Terra natal do diretor Allan Deberton, a pequena Russas, no Ceará, é cenário de 'Pacarrete', filme que acaba de entrar no catálogo de filmes nacionais da Netflix.
É nessa pequena cidade de quase 80 mil habitantes, no sertão cearense, que acontece a comovente história da personagem homônima de 70 centímetros de cintura, que só anda "cheirosa e todo emperiquitada", e que queria ser artista.
Pacarrete é "louca". Não só pelo comportamento explosivo que afasta quem pisa na sua calçada, mas também porque quer se apresentar como bailarina na festa de 200 anos da cidade, no Vale do Jaguaribe.
Mas a rudeza da protagonista só enfraquece quando ela, metida em saia tutu e na ponta dos pés, dança balé.
'Pacarrete', longa "movido por uma locomotiva de sensações", é sobre loucura, sonhos e desafios de ser artista num Brasil interior que parece só ter ouvidos para a música de massa.
Essa obra sensível é um resgate das lembranças de Deberton, que se inspirou em uma conterrânea sua e levou mais de uma década para ficar pronta.
E quem conduz com maestria essa viagem pelo interior cearense é a atriz paraibana Marcélia Cartaxo ('A Hora da Estrela', 'Madame Satã'), que estampa na tela uma espécie de Edith Piaf sertaneja (do figurino parisiense ao comportamento explosivo).
A protagonista é rude com quem não entende sua arte, mas consegue ser doce quando se encontra com o compreensível Miguel, interpretado pelo ator João Miguel ('Cinema, Aspirinas e Urubus'e 'Estômago'). É como se os espinhos do mandacuru revestissem o corpo suave de Anna Pavlova.
"Pacarrete é forte como um mandacaru"
('Pacarrete')
Russas é a França que Pacarrete idealizou para dar sentido a seu sonho, arriscando algumas palavras em francês, acompanhando a cotação do euro para quando for a Paris e ouvindo uma trilha sonora que vai de Tina Tunner a Tchaikovsky, do ay-ay-ay do chileno Paul Mauriat ao yé-yé de Sylvie Vartan.

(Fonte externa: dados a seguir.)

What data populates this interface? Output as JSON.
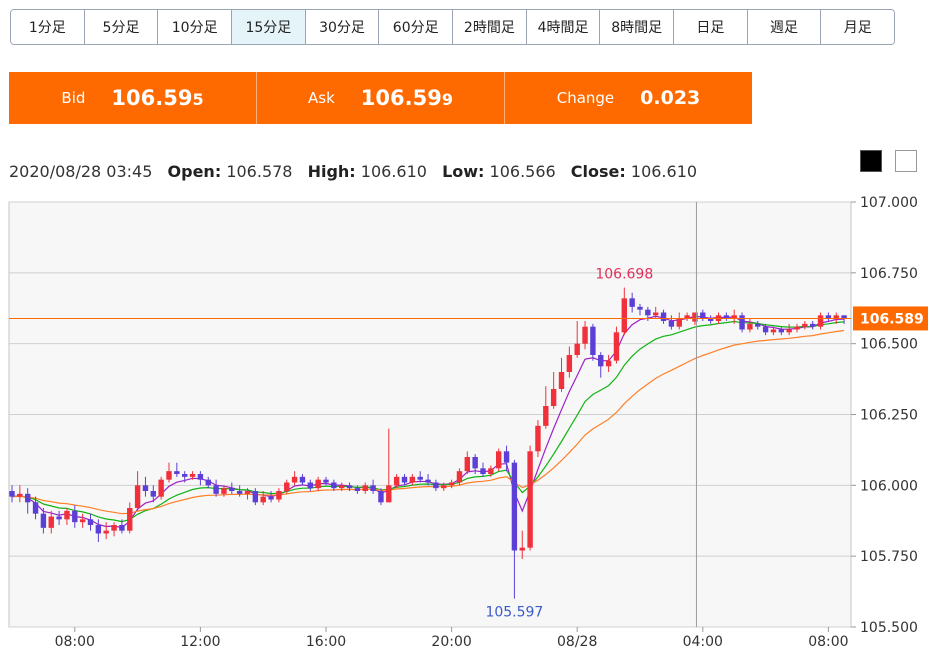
{
  "timeframes": [
    {
      "label": "1分足",
      "active": false
    },
    {
      "label": "5分足",
      "active": false
    },
    {
      "label": "10分足",
      "active": false
    },
    {
      "label": "15分足",
      "active": true
    },
    {
      "label": "30分足",
      "active": false
    },
    {
      "label": "60分足",
      "active": false
    },
    {
      "label": "2時間足",
      "active": false
    },
    {
      "label": "4時間足",
      "active": false
    },
    {
      "label": "8時間足",
      "active": false
    },
    {
      "label": "日足",
      "active": false
    },
    {
      "label": "週足",
      "active": false
    },
    {
      "label": "月足",
      "active": false
    }
  ],
  "quotes": {
    "bid": {
      "label": "Bid",
      "value_main": "106.59",
      "value_tail": "5"
    },
    "ask": {
      "label": "Ask",
      "value_main": "106.59",
      "value_tail": "9"
    },
    "change": {
      "label": "Change",
      "value": "0.023"
    }
  },
  "ohlc": {
    "datetime": "2020/08/28 03:45",
    "open_label": "Open:",
    "open": "106.578",
    "high_label": "High:",
    "high": "106.610",
    "low_label": "Low:",
    "low": "106.566",
    "close_label": "Close:",
    "close": "106.610"
  },
  "colors": {
    "accent": "#ff6a00",
    "up": "#f0303a",
    "down": "#5b3fd6",
    "ma_fast": "#a020c8",
    "ma_mid": "#12b312",
    "ma_slow": "#ff7f27",
    "high_label": "#e0305a",
    "low_label": "#3a5cc8",
    "crosshair": "#9a9a9a"
  },
  "chart_data": {
    "type": "candlestick",
    "ylim": [
      105.5,
      107.0
    ],
    "yticks": [
      "107.000",
      "106.750",
      "106.500",
      "106.250",
      "106.000",
      "105.750",
      "105.500"
    ],
    "xticks": [
      {
        "label": "08:00",
        "i": 8
      },
      {
        "label": "12:00",
        "i": 24
      },
      {
        "label": "16:00",
        "i": 40
      },
      {
        "label": "20:00",
        "i": 56
      },
      {
        "label": "08/28",
        "i": 72
      },
      {
        "label": "04:00",
        "i": 88
      },
      {
        "label": "08:00",
        "i": 104
      }
    ],
    "current_price": "106.589",
    "crosshair_index": 87,
    "annotations": [
      {
        "text": "106.698",
        "i": 78,
        "value": 106.698
      },
      {
        "text": "105.597",
        "i": 64,
        "value": 105.597
      }
    ],
    "candles": [
      [
        105.98,
        105.96,
        106.0,
        105.94
      ],
      [
        105.96,
        105.97,
        106.0,
        105.94
      ],
      [
        105.97,
        105.94,
        105.99,
        105.9
      ],
      [
        105.94,
        105.9,
        105.96,
        105.88
      ],
      [
        105.9,
        105.85,
        105.92,
        105.83
      ],
      [
        105.85,
        105.89,
        105.91,
        105.83
      ],
      [
        105.89,
        105.88,
        105.91,
        105.86
      ],
      [
        105.88,
        105.91,
        105.92,
        105.86
      ],
      [
        105.91,
        105.87,
        105.93,
        105.85
      ],
      [
        105.87,
        105.88,
        105.9,
        105.85
      ],
      [
        105.88,
        105.86,
        105.9,
        105.84
      ],
      [
        105.86,
        105.83,
        105.88,
        105.8
      ],
      [
        105.83,
        105.84,
        105.87,
        105.81
      ],
      [
        105.84,
        105.86,
        105.87,
        105.82
      ],
      [
        105.86,
        105.84,
        105.88,
        105.83
      ],
      [
        105.84,
        105.92,
        105.94,
        105.83
      ],
      [
        105.92,
        106.0,
        106.05,
        105.91
      ],
      [
        106.0,
        105.98,
        106.03,
        105.96
      ],
      [
        105.98,
        105.96,
        106.0,
        105.94
      ],
      [
        105.96,
        106.02,
        106.03,
        105.95
      ],
      [
        106.02,
        106.05,
        106.08,
        106.01
      ],
      [
        106.05,
        106.04,
        106.08,
        106.03
      ],
      [
        106.04,
        106.03,
        106.05,
        106.01
      ],
      [
        106.03,
        106.04,
        106.05,
        106.02
      ],
      [
        106.04,
        106.02,
        106.05,
        106.0
      ],
      [
        106.02,
        106.0,
        106.03,
        105.99
      ],
      [
        106.0,
        105.97,
        106.02,
        105.96
      ],
      [
        105.97,
        105.99,
        106.0,
        105.96
      ],
      [
        105.99,
        105.98,
        106.01,
        105.97
      ],
      [
        105.98,
        105.97,
        106.0,
        105.96
      ],
      [
        105.97,
        105.98,
        105.99,
        105.95
      ],
      [
        105.98,
        105.94,
        105.99,
        105.93
      ],
      [
        105.94,
        105.96,
        105.98,
        105.93
      ],
      [
        105.96,
        105.95,
        105.98,
        105.94
      ],
      [
        105.95,
        105.98,
        105.99,
        105.94
      ],
      [
        105.98,
        106.01,
        106.02,
        105.97
      ],
      [
        106.01,
        106.03,
        106.05,
        106.0
      ],
      [
        106.03,
        106.01,
        106.04,
        106.0
      ],
      [
        106.01,
        105.99,
        106.02,
        105.98
      ],
      [
        105.99,
        106.02,
        106.03,
        105.98
      ],
      [
        106.02,
        106.01,
        106.03,
        106.0
      ],
      [
        106.01,
        105.99,
        106.02,
        105.98
      ],
      [
        105.99,
        106.0,
        106.01,
        105.98
      ],
      [
        106.0,
        105.99,
        106.01,
        105.98
      ],
      [
        105.99,
        105.98,
        106.0,
        105.97
      ],
      [
        105.98,
        106.0,
        106.01,
        105.97
      ],
      [
        106.0,
        105.98,
        106.02,
        105.97
      ],
      [
        105.98,
        105.94,
        105.99,
        105.93
      ],
      [
        105.94,
        106.0,
        106.2,
        105.94
      ],
      [
        106.0,
        106.03,
        106.04,
        105.99
      ],
      [
        106.03,
        106.01,
        106.04,
        106.0
      ],
      [
        106.01,
        106.03,
        106.04,
        106.0
      ],
      [
        106.03,
        106.02,
        106.05,
        106.01
      ],
      [
        106.02,
        106.01,
        106.04,
        106.0
      ],
      [
        106.01,
        105.99,
        106.02,
        105.98
      ],
      [
        105.99,
        106.0,
        106.01,
        105.98
      ],
      [
        106.0,
        106.01,
        106.02,
        105.99
      ],
      [
        106.01,
        106.05,
        106.06,
        106.0
      ],
      [
        106.05,
        106.1,
        106.12,
        106.04
      ],
      [
        106.1,
        106.06,
        106.11,
        106.04
      ],
      [
        106.06,
        106.04,
        106.08,
        106.03
      ],
      [
        106.04,
        106.06,
        106.07,
        106.03
      ],
      [
        106.06,
        106.12,
        106.13,
        106.05
      ],
      [
        106.12,
        106.08,
        106.14,
        106.05
      ],
      [
        106.08,
        105.77,
        106.09,
        105.6
      ],
      [
        105.77,
        105.78,
        105.84,
        105.74
      ],
      [
        105.78,
        106.12,
        106.14,
        105.77
      ],
      [
        106.12,
        106.21,
        106.23,
        106.1
      ],
      [
        106.21,
        106.28,
        106.35,
        106.2
      ],
      [
        106.28,
        106.34,
        106.4,
        106.27
      ],
      [
        106.34,
        106.4,
        106.45,
        106.33
      ],
      [
        106.4,
        106.46,
        106.49,
        106.38
      ],
      [
        106.46,
        106.5,
        106.58,
        106.45
      ],
      [
        106.5,
        106.56,
        106.58,
        106.48
      ],
      [
        106.56,
        106.46,
        106.57,
        106.44
      ],
      [
        106.46,
        106.42,
        106.47,
        106.38
      ],
      [
        106.42,
        106.44,
        106.46,
        106.4
      ],
      [
        106.44,
        106.54,
        106.56,
        106.43
      ],
      [
        106.54,
        106.66,
        106.698,
        106.53
      ],
      [
        106.66,
        106.63,
        106.68,
        106.61
      ],
      [
        106.63,
        106.62,
        106.64,
        106.6
      ],
      [
        106.62,
        106.6,
        106.63,
        106.58
      ],
      [
        106.6,
        106.61,
        106.63,
        106.59
      ],
      [
        106.61,
        106.58,
        106.62,
        106.57
      ],
      [
        106.58,
        106.56,
        106.6,
        106.55
      ],
      [
        106.56,
        106.59,
        106.61,
        106.55
      ],
      [
        106.59,
        106.6,
        106.61,
        106.58
      ],
      [
        106.578,
        106.61,
        106.61,
        106.566
      ],
      [
        106.61,
        106.59,
        106.62,
        106.58
      ],
      [
        106.59,
        106.58,
        106.6,
        106.57
      ],
      [
        106.58,
        106.6,
        106.61,
        106.57
      ],
      [
        106.6,
        106.59,
        106.61,
        106.58
      ],
      [
        106.59,
        106.6,
        106.62,
        106.57
      ],
      [
        106.6,
        106.55,
        106.61,
        106.54
      ],
      [
        106.55,
        106.57,
        106.59,
        106.54
      ],
      [
        106.57,
        106.56,
        106.58,
        106.55
      ],
      [
        106.56,
        106.54,
        106.57,
        106.53
      ],
      [
        106.54,
        106.55,
        106.56,
        106.53
      ],
      [
        106.55,
        106.54,
        106.56,
        106.53
      ],
      [
        106.54,
        106.55,
        106.57,
        106.53
      ],
      [
        106.55,
        106.56,
        106.57,
        106.54
      ],
      [
        106.56,
        106.57,
        106.58,
        106.55
      ],
      [
        106.57,
        106.56,
        106.58,
        106.55
      ],
      [
        106.56,
        106.6,
        106.61,
        106.55
      ],
      [
        106.6,
        106.59,
        106.61,
        106.58
      ],
      [
        106.59,
        106.6,
        106.61,
        106.57
      ],
      [
        106.6,
        106.589,
        106.6,
        106.57
      ]
    ]
  }
}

"Ela é muito culta e tem um corpo que fala todo o tempo", define a atriz Marcélia Cartaxo que, para assumir o papel, atmbém estudou francês e fez aulas de ballet, voz e canto.
'Pacarrete' é regional, mas sua história universal caberia em qualquer outro lugar do planeta. Para o diretor, é mais do que um filme.
"É fazer justiça com uma mulher que pedia um palco e dizia, aos berros, que ainda iriam ouvir falar dela. Quando eu vejo a plateia em silêncio, sentindo o filme, tenho certeza que estão pensando na vida, no tempo que passa rápido e em alguém que passou e não tivemos a oportunidade de pedir desculpas", analisa Deberton, em nota enviada ao Viagem em Pauta.
Russas, no Ceará
A 165 quilômetros de Fortaleza, o município foi um dos mais importantes centros econômicos do Vale do Jaguaribe e está longe de ser preferência para quem viaja pelo Ceará.
Suas poucas opções turísticas incluem uma igreja matriz do início do século 18 e atrativos naturais como o Rio Jaguaribe, açude, riacho e lagoa.
No entanto, esse palco de antigas congadas e cavalhadas parece o endereço perfeito para uma figura multidisciplinar como Pacarrete, terra natal de artistas como o maestro Orlando Leite (ex-aluno de Heitor Villa Lobos), o músico Liduíno Pitombeira e o poeta Francisco Carvalho (Academia Cearense de Letras).
Já a origem do nome dessa cidade de passado militar guarda diferentes versões.
Para a população, seria uma referência às éguas de cor ruça (pardo claro) do Seu Bernardo. Para estudiosos, uma homenagem aos primeiros moradores da cidade, provenientes da Serra Russas, em Pernambuco.
Mas, em um cinema nacional que costuma contar histórias ambientadas em cidades fictícias, 'Pacarrete' é o Nordeste que mostra a cara e não reforça as velhas imagens sobre a região.
'Pacarretes' na Neftflix
A entrada do filme no catálogo da Netflix é uma ação dessa plataforma de streaming para o Dia do Cinema Nacional, celebrado nesta quarta-feira, 19 de junho.
A coleção Simplesmente Cinema Brasileiro traz também produções nacionais de sucesso, como 'Terra Estrangeira' (1995), com Fernanda Torres e Fernando Alves Pinto, 'Central do Brasil' (1998), com Fernanda Montenegro, 'Aquarius' (2016), com Sônia Braga, o documentário 'Uma noite em 67', de Ricardo Calil, e clássicos de Eduardo Coutinho ('Santo Forte' e 'Jogo de Cena'), entre outros títulos.